You should now see the messages in the topic being printed out to your terminal as JSON entires. 

## Where to Go Next with Kafka Connect

Now that you've seen how to use Kafka Connect with PostgreSQL and local files, you're ready to explore a wide range of connectors and build more powerful data pipelines.

### Other Common Kafka Connectors

Here are some popular connectors used in real-world projects:

#### Source Connectors (pull data into Kafka)

- **Debezium** (PostgreSQL, MySQL, MongoDB) – captures changes (CDC) in real time
- **JDBC Source** – pulls data from any relational database using SQL queries
- **Kafka Connect File Source** – reads data from CSV, JSON, or text files
- **MQTT Source** – pulls IoT sensor data from MQTT brokers
- **S3 Source** – reads files from AWS S3 buckets

#### Sink Connectors (push data out of Kafka)

- **JDBC Sink** – write Kafka data to PostgreSQL, MySQL, SQL Server, etc.
- **Elasticsearch Sink** – index data into Elasticsearch for search and analytics
- **MongoDB Sink** – send JSON records to MongoDB collections
- **S3 Sink** – archive Kafka data to AWS S3 as JSON, Avro, or Parquet
- **BigQuery Sink** – stream Kafka data into Google BigQuery
- **Kafka Connect File Sink** – save Kafka data to disk as files


### Tips for Connecting External Systems

- Check connector compatibility  
  Always ensure the connector version matches your Kafka Connect version and Kafka cluster.

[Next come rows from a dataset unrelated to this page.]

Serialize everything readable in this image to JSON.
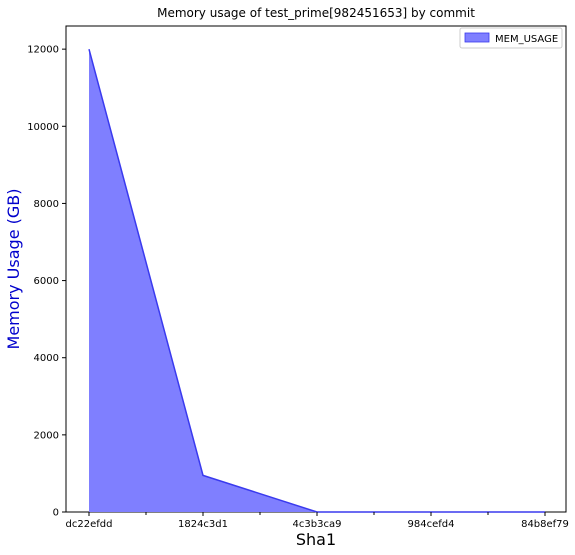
{
  "chart_data": {
    "type": "area",
    "title": "Memory usage of test_prime[982451653] by commit",
    "xlabel": "Sha1",
    "ylabel": "Memory Usage (GB)",
    "categories": [
      "dc22efdd",
      "1824c3d1",
      "4c3b3ca9",
      "984cefd4",
      "84b8ef79"
    ],
    "series": [
      {
        "name": "MEM_USAGE",
        "values": [
          12000,
          950,
          0,
          0,
          0
        ]
      }
    ],
    "ylim": [
      0,
      12600
    ],
    "yticks": [
      0,
      2000,
      4000,
      6000,
      8000,
      10000,
      12000
    ],
    "legend": "top-right",
    "grid": false
  },
  "colors": {
    "fill": "#7f7fff",
    "line": "#3a3aee",
    "ylabel": "#0000cc",
    "axis": "#000000"
  }
}
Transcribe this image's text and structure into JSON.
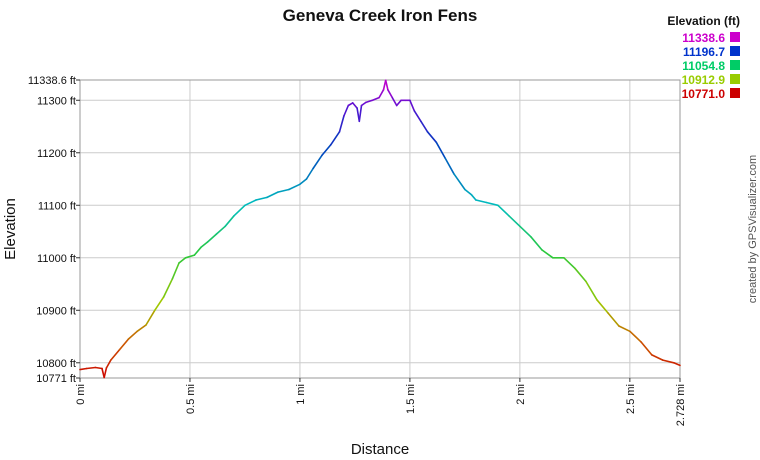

- Set the `plugin.path` correctly  
  Each connector should be placed in its own subfolder. Make sure `plugin.path` is defined in your worker configuration that points to this path. 

- Understand schemas  
  Some connectors (especially Avro or Protobuf) require a Schema Registry to track data structure definitions.

- Use the REST API in distributed mode  
  For production deployments, the Kafka Connect REST API is the preferred way to create, monitor, and delete connectors programmatically.

## Key Takeaways

- Kafka Connect is a framework for integrating Kafka with external systems using configurable source and sink connectors.
- Use standalone mode for local testing and distributed mode for scalable, production-grade deployments.
- The `plugin.path` in your worker config tells Kafka Connect where to find installed connectors.
- Source connectors bring data into Kafka; sink connectors send data out to databases, files, cloud storage, and more.
- Use converters (`key.converter` and `value.converter`) to define how Kafka data is serialized (e.g., String, JSON, Avro).
- Kafka Connect supports built-in and community connectors for systems like PostgreSQL, MySQL, S3, Elasticsearch, and MongoDB.